De heer Van der Ploeg (PvdA):

Ik begrijp het ook niet, maar ik snap het wel. Ten eerste heeft de premier gezegd dat er een probleem is met extreem hoge woonlasten voor de minima. Ten tweede zijn er twee dingen in aantocht: een discussie over de IHS en een armoedenota. Wij zeggen nu tegen de minister van Financiën: wees solide. Hij heeft 200 à 300 mln. terug laten vloeien naar de algemene middelen. Dat zou ik ook doen als minister van Financiën. Maar ik zeg tegelijkertijd tegen hem: weet dat er een claim in aantocht is om een intensivering toe te passen voor minima met extreem hoge woonlasten, dus reken je nu niet rijk. Telkens bij het opstaan behoort de minister het te lezen: reken je niet rijk. Ik wil eigenlijk de toezegging van hem dat hij niet moeilijk gaat doen als blijkt dat er geld nodig is om het probleem te compenseren waar wij allen mee zitten, opdat er niet gezegd wordt dat het een geldprobleem is. Als het goed is, behoeven wij dan geen verdere actie te ondernemen.

De heer Ybema (D66):

Ik zou eigenlijk willen zeggen: we will cross that bridge when we reach it. Laten wij het erover hebben als het probleem concreet geworden is, het is nu niet aan de orde.

De heer Van der Ploeg (PvdA):

Maar als het zover is, moet die brug er wel zijn. Ik vraag de minister van Financiën dan ook om ervoor te zorgen dat die brug niet gesloopt wordt.

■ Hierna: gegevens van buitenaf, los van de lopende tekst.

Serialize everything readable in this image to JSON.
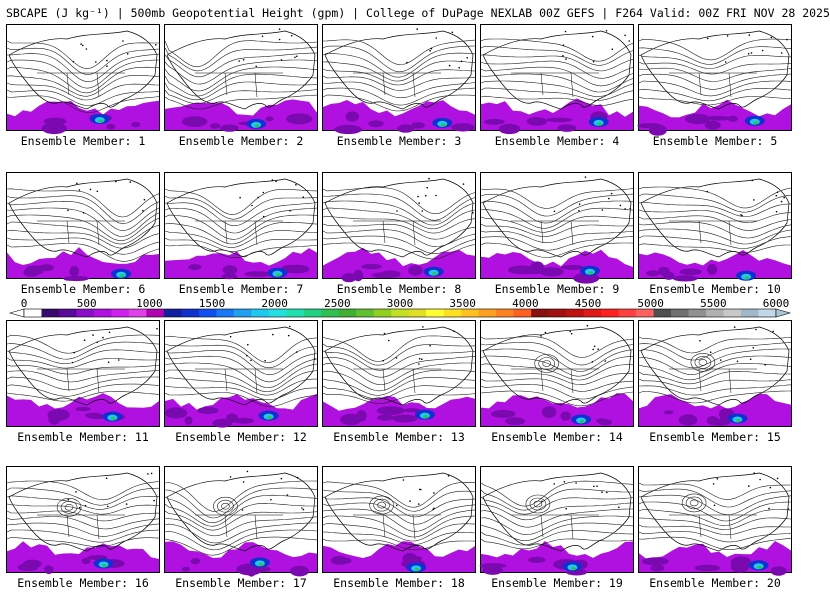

De dekking vind ik een belangrijk onderwerp. Het doet mij dan ook pijn in het hart dat de heer Hoogervorst tegen mij zegt dat ik allerlei voorstellen doe zonder daarvoor dekking aan te geven. Ik was bijna in tranen. Maar goed, ik heb nu een dekkingsvoorstel waarover hij enthousiast kan zijn. Als hij het aan zijn fractie voorlegt, staat iedereen te juichen! Het gaat om beperking van de aftrekbaarheid van rente op consumptief krediet. Dat is in de fractie van de heer Hoogervorst bijna net zo populair als beperking van de aftrekbaarheid van hypotheekrente, maar daar hebben wij het vandaag niet over. Alle gekheid op een stokje, wij vinden dat het kabinet zo spoedig mogelijk actie moet ondernemen om de mogelijkheden van ons voorstel te onderzoeken. Ik heb daar studie naar verricht en het blijkt dat mensen met hogere inkomens inderdaad wat meer gebruik maken van deze aftrekposten dan degenen met lagere inkomens, maar dat doet er allemaal niet zoveel toe. Het staat in het regeerakkoord, dus moeten wij het uitvoeren. Wij vragen de regering actie te ondernemen om de beperking van deze aftrekpost per 1 januari 1996 een feit te laten zijn. Wij hebben begrepen dat er op het ministerie een wetsvoorstel beschikbaar is, dus er is geen reden waarom het niet zou kunnen. Overigens dringt de PvdA aan op een verantwoorde franchise om de lagere inkomens te sparen en op het zo goed mogelijk afsluiten van de vluchtweg naar de hypotheek. En overigens, als deze maatregel al ingevoerd was, zou het financieringstekort al met 0,1 procentpunt kunnen dalen. De maatregel levert ongeveer 200 mln. op, terwijl het financieringstekort 20 mld. is, dus dat is toch 0,1 procentpunt. Daar zouden wij allen blij mee kunnen zijn.

De heer Hoogervorst (VVD):

Maar u weet net zo goed als ik dat de afschaffing van die aftrekbaarheid direct zou worden teruggeploegd in de vorm van lastenverlichting, dus zo'n maatregel zou helemaal neutraal uitwerken op het financieringstekort.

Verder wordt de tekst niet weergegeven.